Sure enough, morons think Baumbach’s deep because he wallows in unsightly “truths,” but creatures like Margot and Pauline can be dismissed as dime-store Freud. “What was it about Dad that had us fucking so many guys?” Pauline wonders; and at a public reading of her fiction, Margot pleads for her autobiographical protagonist, “a loathsome character yet we feel a strange sympathy for him.” Both personalities are recognizable—but preferably at distance. Baumbach rubs our noses in their stench through some mixed-up notion that their bad behavior is unconscious and fascinating. But to hear characters brag “I haven’t had that thing yet where you realize you’re not the most important person in the world” or “He’s not ugly, he’s just completely unattractive” is not amusing. It’s a dreary experience.

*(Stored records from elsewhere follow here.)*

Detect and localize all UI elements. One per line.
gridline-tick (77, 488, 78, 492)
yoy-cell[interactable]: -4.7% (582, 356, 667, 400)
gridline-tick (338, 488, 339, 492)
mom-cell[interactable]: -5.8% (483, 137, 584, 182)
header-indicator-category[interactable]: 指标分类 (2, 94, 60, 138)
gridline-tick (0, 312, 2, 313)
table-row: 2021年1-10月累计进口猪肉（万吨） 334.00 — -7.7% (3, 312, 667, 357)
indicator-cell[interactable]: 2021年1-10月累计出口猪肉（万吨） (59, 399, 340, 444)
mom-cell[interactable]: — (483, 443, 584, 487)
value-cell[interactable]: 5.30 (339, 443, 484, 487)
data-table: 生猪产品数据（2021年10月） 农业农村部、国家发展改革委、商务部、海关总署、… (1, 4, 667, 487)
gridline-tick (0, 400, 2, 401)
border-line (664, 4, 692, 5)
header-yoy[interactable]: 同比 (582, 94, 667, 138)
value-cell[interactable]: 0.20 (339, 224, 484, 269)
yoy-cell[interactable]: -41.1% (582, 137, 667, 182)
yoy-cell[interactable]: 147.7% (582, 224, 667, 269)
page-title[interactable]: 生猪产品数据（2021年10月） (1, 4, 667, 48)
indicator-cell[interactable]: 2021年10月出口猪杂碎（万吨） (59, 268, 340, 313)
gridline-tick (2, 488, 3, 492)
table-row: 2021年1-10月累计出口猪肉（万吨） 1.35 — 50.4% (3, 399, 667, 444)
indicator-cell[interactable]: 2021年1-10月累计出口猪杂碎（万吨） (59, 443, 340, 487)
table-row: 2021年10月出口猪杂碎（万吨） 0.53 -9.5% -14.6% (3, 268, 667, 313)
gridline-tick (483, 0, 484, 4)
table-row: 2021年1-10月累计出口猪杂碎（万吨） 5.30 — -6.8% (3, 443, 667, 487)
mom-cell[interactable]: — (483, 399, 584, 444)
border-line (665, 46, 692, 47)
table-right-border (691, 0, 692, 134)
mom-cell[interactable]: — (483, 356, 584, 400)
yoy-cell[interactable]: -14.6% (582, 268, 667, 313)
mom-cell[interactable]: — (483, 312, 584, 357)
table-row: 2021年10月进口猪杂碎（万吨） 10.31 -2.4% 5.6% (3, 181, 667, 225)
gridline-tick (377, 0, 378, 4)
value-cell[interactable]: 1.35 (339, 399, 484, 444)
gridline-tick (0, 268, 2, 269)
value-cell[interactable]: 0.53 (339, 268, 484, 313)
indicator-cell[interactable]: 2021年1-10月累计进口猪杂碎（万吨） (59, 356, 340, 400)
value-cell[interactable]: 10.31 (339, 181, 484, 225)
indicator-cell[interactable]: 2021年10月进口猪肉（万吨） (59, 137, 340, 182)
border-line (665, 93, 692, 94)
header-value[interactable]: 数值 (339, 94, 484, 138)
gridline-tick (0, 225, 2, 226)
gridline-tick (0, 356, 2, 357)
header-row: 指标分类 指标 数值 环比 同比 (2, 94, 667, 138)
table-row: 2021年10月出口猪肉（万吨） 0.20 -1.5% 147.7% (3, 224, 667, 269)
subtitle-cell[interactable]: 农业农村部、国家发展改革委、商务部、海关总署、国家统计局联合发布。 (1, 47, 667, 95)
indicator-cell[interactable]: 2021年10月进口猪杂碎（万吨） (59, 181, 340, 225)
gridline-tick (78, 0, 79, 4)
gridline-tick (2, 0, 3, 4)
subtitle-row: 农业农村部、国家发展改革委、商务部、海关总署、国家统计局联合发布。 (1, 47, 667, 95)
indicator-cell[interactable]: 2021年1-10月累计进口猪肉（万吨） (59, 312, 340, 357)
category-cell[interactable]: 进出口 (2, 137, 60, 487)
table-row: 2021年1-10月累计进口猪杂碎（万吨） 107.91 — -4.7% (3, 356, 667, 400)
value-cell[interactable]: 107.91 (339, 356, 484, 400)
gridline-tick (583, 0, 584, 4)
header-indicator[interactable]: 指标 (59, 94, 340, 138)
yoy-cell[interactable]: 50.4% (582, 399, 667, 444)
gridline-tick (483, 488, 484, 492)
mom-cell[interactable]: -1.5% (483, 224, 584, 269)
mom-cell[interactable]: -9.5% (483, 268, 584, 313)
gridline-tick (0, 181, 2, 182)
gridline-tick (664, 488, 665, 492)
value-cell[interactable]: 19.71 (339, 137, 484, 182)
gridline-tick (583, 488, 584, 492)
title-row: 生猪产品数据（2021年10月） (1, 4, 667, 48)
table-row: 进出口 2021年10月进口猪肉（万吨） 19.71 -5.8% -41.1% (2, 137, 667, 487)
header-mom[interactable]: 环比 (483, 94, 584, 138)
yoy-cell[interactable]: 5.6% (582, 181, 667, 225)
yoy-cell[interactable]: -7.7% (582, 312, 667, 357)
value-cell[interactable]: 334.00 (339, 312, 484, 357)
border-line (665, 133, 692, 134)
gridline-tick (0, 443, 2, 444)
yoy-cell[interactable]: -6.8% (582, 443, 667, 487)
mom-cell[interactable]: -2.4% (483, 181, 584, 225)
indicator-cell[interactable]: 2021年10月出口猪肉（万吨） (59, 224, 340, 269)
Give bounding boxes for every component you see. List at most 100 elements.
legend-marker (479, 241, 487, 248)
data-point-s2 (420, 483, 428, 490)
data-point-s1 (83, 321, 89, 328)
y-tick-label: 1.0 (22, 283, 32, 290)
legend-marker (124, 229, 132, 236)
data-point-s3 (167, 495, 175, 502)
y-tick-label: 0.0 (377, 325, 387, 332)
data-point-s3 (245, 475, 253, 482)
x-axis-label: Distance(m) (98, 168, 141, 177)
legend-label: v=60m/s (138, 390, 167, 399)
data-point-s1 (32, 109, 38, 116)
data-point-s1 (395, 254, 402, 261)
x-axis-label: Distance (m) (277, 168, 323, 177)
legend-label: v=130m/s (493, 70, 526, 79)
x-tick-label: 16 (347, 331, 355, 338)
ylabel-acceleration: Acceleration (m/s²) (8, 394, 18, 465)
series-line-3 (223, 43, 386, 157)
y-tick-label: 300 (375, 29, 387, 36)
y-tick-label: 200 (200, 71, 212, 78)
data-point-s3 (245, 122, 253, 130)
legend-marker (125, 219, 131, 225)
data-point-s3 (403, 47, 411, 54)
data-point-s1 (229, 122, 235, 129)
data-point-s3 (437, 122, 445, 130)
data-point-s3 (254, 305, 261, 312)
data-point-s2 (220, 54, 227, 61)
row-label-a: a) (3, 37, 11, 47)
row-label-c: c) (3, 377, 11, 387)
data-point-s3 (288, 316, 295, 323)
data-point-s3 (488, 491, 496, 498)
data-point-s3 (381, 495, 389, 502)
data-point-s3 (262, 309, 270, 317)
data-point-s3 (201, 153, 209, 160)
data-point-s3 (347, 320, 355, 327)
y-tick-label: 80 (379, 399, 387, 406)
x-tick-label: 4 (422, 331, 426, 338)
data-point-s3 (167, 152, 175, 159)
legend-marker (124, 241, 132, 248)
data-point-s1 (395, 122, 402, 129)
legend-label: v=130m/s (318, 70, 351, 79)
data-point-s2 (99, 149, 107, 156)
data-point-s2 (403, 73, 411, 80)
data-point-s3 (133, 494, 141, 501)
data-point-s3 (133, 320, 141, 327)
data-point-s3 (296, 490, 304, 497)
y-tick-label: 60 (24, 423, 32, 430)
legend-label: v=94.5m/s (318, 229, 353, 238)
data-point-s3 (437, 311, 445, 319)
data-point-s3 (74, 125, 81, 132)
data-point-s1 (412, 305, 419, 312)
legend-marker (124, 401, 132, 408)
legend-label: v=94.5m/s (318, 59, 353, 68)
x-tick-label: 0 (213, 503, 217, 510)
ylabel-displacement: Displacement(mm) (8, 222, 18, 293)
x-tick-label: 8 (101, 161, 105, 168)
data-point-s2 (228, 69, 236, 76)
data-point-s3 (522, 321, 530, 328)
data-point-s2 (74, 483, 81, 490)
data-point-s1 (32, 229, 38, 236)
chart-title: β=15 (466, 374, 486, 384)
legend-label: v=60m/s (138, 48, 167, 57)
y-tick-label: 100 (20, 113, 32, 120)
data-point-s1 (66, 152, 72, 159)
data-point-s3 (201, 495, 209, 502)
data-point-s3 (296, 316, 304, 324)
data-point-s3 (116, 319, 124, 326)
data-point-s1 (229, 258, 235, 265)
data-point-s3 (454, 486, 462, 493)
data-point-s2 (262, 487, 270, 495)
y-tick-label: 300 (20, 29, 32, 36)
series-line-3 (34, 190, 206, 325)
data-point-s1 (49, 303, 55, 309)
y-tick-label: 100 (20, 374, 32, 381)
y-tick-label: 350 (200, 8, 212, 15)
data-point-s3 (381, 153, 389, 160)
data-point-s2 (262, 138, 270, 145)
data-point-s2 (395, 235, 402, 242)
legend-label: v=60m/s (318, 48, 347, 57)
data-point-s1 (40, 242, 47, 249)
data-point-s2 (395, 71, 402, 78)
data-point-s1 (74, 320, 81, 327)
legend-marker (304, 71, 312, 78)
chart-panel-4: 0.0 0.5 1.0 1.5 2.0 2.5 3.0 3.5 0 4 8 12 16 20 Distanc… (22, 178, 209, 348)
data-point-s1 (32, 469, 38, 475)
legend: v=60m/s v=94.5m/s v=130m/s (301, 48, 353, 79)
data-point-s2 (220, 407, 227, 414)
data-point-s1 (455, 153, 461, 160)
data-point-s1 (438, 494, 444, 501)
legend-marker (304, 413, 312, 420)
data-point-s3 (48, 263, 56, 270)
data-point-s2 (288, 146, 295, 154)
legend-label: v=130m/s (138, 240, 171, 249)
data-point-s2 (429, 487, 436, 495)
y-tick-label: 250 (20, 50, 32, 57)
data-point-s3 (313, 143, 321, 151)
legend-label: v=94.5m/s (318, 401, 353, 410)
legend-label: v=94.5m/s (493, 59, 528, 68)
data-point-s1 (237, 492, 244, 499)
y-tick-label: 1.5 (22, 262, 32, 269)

Appointing himself cinematic enabler to New York’s most obnoxious people, Baumbach makes it obvious that each sister represents one side of his own psyche—just as the parents in Squid and the Whale were embarrassing family self-portraits. He pretends messy Margot and persnickety Pauline are worth our attention because they’re so pathological: They berate each other (and Pauline scolds her androgynous teenage son) fearful that despite advantages of education and money, they’re both really mediocre.

But Margot at the Wedding isn’t a story of neurotics struggling to be loved; it’s an example of Baumbach struggling to validate middlebrow narcissism. He perverts lessons in humanity taught by Eugene O’Neill, Tennessee Williams and even Wes Anderson, the great visionaries of American family and class warfare. But notice: Baumbach’s sympathy for the devil never extends outside his clan (Pauline’s Hamptons neighbors are depicted as violent weirdos—carnivores!). He domesticates bigotry. The kitchen confrontation between Pauline and Malcolm is a case-in-point: It’s not an ethical, emotional trade-off; each cowardly egotist talks at cross purposes through Baumbach’s smug dialog. He’s always looking for malice and humiliation, as when a rat is discovered at the bottom of the family swimming pool.

Kidman tries making Margot pitiable, but she remains a cold actress. Brave Jennifer Jason Leigh, the finest film actress of the ’90s, gets disgraced. Baumbach not only turns Leigh’s fearlessness into Isabelle Huppert-style masochism, he offends her person with a scene where Pauline shits her panties. And we see it. Baumbach can’t guide us through troubled emotions like O’Neill, Williams and Anderson; he leads us into the shallow end of arrogance, conceit and ugliness. The rat at the bottom of the pool is Baumbach himself.